Biden Is Projected To Be The President-Elect. Here’s How It All Went Down.
Remember the Hatch Act, which we kept talking about during the Republican National Convention? Well, it’s likely to come up again today, because the Trump campaign has apparently set up a “war room” in the Eisenhower Executive Office Building in Washington, D.C.
That could be a violation of the Hatch Act, which prohibits federal employees from engaging in partisan political activities while on the job. Trump, as president, is exempt from the Hatch Act, but other federal employees are subject to it and presumably would be in violation if they helped with campaign activities while on the clock. The problem, of course, is that the Hatch Act is enforced by an independent agency that doesn’t have much power over political appointees, particularly ones in high places — which is how the Trump administration has been able to get away with repeatedly blurring the lines between governance and campaign activity.

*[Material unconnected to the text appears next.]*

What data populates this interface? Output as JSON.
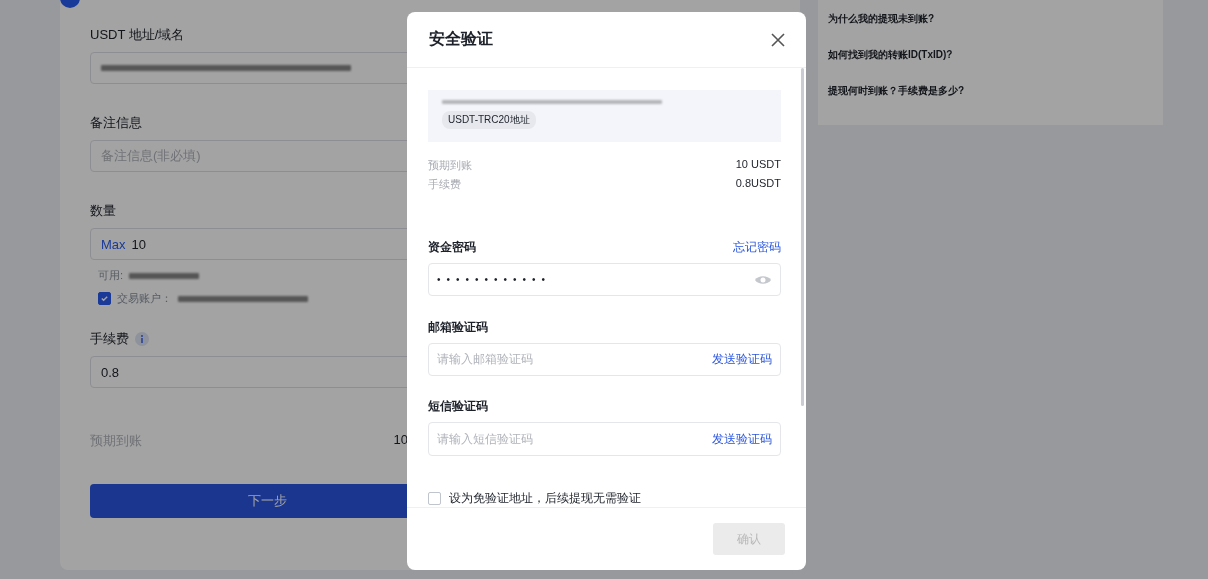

A Washington, D.C., ban on gatherings larger than 50 people nixed Trump’s plans to spend election night at his hotel in that city. But Trump is planning an indoor event at the White House instead, with a guest list that is reported to run upwards of 400 people. This will be the highest-profile event at the White House since the Sept. 26 celebration of Amy Coney Barrett’s nomination to the Supreme Court. That gathering had … some unintended COVID-19-related side effects. Officials say everyone attending tonight will be tested for COVID-19, but testing is, at best, an unreliable method of preventing the gathering from turning into another White House superspreader event. The key problem: Individuals can be contagious before they test positive.

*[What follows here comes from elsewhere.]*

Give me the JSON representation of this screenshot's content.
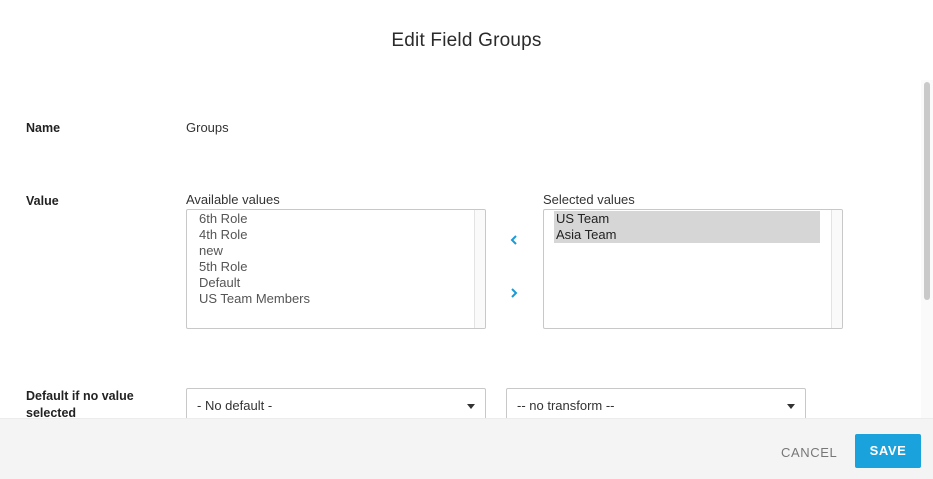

One source of potential uncertainty is the delivery of mail-in ballots in key swing states like Michigan, where ballots must be received by 8 p.m. Eastern on Election Day to be counted. In an effort to ensure that mail delays don’t leave some ballots undelivered, a federal judge issued an order on Sunday, telling the U.S. Postal Service to expedite ballots ahead of the election. Today, the same judge ordered USPS to sweep processing facilities for ballots by 3 p.m. Eastern in a number of states, including Pennsylvania, Florida, Arizona, Texas and Georgia, and certify that “no ballots were left behind.”